This educational podcast from the 6th Liver Connect meeting provides a comprehensive overview of the TIPS (transjugular intrahepatic portosystemic shunt) procedure, focusing on patient selection, risk stratification, and evolving techniques to improve outcomes in patients with advanced liver disease. The discussion highlights key indications for TIPS, including recurrent or high-risk variceal bleeding, refractory or recurrent ascites, and select cases of portal vein thrombosis or hepatic venous outflow obstruction such as Budd-Chiari syndrome. Learn how early TIPS intervention can reduce rebleeding risk and improve survival in high-risk patients, as well as when TIPS should be used as salvage therapy or secondary prophylaxis. The episode also explores the importance of frailty assessment, MELD 3.0 scoring, and sarcopenia evaluation in predicting post-TIPS hepatic encephalopathy, along with strategies to optimize patients before the procedure.

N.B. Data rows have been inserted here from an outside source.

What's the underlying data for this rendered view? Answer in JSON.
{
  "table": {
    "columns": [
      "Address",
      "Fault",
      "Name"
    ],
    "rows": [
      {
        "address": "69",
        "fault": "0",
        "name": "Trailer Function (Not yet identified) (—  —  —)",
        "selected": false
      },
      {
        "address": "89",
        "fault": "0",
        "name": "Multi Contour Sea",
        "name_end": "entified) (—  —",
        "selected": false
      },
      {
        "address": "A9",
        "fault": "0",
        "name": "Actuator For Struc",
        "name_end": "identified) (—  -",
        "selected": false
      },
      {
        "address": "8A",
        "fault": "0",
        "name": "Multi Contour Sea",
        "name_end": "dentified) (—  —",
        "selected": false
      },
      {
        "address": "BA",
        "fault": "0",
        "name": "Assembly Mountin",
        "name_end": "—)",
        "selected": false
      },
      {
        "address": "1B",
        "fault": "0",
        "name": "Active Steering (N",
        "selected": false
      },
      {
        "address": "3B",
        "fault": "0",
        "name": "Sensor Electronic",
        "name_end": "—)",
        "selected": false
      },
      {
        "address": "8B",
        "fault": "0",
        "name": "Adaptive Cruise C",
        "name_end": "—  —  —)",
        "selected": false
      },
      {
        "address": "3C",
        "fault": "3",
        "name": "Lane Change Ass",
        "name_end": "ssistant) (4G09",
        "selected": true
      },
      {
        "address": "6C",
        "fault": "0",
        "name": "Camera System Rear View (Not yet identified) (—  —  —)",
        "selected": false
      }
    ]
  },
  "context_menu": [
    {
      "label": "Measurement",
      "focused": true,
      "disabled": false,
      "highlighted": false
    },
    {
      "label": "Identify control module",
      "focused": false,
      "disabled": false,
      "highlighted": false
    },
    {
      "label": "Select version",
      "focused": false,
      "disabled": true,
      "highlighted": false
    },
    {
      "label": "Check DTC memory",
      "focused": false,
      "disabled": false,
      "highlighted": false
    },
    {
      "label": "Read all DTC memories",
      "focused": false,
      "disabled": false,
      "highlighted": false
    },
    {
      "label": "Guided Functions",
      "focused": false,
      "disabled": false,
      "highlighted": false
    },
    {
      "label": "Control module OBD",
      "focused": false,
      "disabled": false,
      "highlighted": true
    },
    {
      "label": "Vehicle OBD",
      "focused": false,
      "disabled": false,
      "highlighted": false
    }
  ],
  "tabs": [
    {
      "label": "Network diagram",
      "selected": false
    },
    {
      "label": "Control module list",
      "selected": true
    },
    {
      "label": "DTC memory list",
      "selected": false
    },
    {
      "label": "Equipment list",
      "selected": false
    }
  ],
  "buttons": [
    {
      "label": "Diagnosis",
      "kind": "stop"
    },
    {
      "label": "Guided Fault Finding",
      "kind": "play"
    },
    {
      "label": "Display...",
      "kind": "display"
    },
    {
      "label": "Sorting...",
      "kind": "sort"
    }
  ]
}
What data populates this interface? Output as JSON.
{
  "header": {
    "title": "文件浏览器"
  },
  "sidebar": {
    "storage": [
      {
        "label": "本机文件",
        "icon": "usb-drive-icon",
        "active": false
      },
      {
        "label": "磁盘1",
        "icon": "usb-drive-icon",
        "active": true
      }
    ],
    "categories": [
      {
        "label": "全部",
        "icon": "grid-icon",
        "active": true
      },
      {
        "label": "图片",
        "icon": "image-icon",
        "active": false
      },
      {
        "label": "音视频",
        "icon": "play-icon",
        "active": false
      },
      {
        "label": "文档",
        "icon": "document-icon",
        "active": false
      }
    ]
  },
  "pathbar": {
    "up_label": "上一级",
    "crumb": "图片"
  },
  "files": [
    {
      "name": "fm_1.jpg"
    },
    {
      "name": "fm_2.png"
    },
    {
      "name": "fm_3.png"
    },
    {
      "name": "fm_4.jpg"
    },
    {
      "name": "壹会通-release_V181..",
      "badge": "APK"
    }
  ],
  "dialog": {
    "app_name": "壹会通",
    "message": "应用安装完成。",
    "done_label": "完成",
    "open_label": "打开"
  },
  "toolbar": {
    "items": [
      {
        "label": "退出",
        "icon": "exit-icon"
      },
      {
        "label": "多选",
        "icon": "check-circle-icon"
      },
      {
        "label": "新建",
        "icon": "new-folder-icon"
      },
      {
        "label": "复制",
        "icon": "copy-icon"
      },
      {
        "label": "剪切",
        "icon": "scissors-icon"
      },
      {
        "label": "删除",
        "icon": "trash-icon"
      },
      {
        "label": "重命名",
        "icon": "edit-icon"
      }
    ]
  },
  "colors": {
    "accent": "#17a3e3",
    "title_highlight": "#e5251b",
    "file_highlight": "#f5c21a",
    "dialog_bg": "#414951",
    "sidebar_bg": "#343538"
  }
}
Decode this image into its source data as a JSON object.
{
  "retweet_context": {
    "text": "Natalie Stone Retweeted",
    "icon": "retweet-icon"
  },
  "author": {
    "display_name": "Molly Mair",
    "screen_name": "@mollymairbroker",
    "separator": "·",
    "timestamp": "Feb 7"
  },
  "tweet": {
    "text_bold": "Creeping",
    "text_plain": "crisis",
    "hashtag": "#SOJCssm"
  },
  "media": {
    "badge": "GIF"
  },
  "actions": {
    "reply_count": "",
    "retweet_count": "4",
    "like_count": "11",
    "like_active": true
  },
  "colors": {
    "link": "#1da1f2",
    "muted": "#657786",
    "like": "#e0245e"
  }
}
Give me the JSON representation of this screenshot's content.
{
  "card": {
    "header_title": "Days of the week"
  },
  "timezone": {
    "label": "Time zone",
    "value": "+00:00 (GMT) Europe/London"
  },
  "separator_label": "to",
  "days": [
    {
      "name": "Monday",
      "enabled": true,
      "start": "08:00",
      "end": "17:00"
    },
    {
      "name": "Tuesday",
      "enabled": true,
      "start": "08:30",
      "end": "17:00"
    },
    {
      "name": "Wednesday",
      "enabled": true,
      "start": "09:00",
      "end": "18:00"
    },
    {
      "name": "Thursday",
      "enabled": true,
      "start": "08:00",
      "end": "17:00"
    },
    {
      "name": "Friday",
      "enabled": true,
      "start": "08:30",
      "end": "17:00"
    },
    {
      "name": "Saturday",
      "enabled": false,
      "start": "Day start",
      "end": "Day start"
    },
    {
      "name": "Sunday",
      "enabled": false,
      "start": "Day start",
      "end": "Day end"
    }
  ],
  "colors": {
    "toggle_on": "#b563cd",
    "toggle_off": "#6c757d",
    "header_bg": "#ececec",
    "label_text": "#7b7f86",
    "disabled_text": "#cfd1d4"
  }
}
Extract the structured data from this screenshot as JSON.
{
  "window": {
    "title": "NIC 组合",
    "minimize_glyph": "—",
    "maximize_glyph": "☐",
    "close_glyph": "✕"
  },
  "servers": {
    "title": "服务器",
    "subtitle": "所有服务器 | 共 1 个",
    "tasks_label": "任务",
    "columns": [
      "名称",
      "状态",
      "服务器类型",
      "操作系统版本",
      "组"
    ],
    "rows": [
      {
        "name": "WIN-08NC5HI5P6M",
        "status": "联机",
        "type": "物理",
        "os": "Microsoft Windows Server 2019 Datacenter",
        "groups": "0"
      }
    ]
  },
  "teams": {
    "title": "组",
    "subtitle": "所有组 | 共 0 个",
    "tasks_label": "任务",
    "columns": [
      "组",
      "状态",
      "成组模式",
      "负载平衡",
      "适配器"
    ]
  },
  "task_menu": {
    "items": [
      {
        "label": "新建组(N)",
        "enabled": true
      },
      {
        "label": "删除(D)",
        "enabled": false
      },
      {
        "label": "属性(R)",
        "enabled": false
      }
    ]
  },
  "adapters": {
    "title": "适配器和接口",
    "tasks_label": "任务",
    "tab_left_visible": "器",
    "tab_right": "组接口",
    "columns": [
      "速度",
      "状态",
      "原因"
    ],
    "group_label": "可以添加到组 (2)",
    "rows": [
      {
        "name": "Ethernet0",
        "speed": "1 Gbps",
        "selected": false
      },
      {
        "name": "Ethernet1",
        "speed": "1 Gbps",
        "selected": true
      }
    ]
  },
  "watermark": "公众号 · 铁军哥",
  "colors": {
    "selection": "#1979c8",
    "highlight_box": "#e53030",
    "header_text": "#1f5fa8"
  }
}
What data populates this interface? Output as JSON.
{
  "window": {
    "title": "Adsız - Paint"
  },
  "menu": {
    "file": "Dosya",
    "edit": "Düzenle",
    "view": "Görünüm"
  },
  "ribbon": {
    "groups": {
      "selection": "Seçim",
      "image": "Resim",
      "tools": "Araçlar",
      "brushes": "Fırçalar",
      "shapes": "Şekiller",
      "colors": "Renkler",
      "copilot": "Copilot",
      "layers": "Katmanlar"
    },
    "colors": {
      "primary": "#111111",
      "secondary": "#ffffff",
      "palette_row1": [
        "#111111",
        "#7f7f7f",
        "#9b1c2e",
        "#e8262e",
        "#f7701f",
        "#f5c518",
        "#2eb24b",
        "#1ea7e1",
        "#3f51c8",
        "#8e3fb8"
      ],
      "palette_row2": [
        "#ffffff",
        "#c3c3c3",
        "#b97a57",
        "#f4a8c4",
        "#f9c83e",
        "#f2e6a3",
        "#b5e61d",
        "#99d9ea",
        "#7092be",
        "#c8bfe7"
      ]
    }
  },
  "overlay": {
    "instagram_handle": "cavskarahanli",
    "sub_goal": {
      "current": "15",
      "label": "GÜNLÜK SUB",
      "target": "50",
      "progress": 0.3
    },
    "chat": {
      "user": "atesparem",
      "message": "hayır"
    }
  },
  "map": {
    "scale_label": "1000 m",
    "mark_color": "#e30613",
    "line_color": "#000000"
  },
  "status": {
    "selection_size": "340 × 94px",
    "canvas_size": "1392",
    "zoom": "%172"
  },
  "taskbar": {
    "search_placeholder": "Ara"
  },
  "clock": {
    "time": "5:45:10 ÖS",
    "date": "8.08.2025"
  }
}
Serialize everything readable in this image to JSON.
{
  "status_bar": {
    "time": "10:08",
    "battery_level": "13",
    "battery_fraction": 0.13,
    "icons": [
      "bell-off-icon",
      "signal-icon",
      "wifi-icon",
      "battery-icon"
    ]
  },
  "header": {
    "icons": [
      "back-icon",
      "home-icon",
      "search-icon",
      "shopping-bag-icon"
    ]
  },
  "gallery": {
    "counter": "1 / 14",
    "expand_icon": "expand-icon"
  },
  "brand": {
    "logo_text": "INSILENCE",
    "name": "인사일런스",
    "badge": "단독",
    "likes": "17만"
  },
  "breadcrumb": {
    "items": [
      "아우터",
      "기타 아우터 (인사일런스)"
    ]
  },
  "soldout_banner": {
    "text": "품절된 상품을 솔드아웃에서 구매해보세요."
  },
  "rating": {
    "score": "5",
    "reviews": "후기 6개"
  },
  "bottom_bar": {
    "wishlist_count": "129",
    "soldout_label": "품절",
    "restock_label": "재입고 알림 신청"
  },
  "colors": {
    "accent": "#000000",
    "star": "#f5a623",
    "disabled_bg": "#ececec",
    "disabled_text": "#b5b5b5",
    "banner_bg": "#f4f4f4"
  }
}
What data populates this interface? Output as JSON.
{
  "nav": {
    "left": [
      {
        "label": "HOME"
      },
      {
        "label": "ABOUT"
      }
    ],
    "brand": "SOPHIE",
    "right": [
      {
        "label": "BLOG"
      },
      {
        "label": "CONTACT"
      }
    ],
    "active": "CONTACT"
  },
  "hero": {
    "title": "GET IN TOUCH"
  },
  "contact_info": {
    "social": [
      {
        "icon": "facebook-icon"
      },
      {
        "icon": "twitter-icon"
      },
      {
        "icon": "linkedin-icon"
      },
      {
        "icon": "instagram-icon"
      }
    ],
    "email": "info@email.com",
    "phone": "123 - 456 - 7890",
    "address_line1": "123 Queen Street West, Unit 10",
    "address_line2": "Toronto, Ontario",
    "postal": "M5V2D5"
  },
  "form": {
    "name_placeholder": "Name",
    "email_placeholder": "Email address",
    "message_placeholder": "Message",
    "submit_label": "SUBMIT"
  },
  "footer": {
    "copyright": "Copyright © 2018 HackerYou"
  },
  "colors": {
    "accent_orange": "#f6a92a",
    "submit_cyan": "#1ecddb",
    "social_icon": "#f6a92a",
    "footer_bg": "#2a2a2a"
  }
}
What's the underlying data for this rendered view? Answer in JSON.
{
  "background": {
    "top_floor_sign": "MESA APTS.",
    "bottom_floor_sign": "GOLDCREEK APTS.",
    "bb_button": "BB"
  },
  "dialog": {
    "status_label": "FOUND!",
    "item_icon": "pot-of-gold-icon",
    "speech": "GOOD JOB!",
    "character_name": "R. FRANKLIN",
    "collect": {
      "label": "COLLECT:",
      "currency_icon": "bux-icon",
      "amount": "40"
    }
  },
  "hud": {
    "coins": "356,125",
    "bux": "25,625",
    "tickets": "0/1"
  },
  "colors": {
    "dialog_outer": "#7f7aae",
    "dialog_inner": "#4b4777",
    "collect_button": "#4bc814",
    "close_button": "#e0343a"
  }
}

Additionally, it reviews absolute contraindications such as heart failure, severe pulmonary hypertension, and uncontrolled infection, emphasizing the need for multidisciplinary decision-making. Finally, emerging data on smaller stent diameters (6–8 mm) are discussed, demonstrating how these innovations may reduce complications while maintaining effective portal decompression.
This episode is essential for clinicians managing portal hypertension, cirrhosis complications, and liver transplant candidates.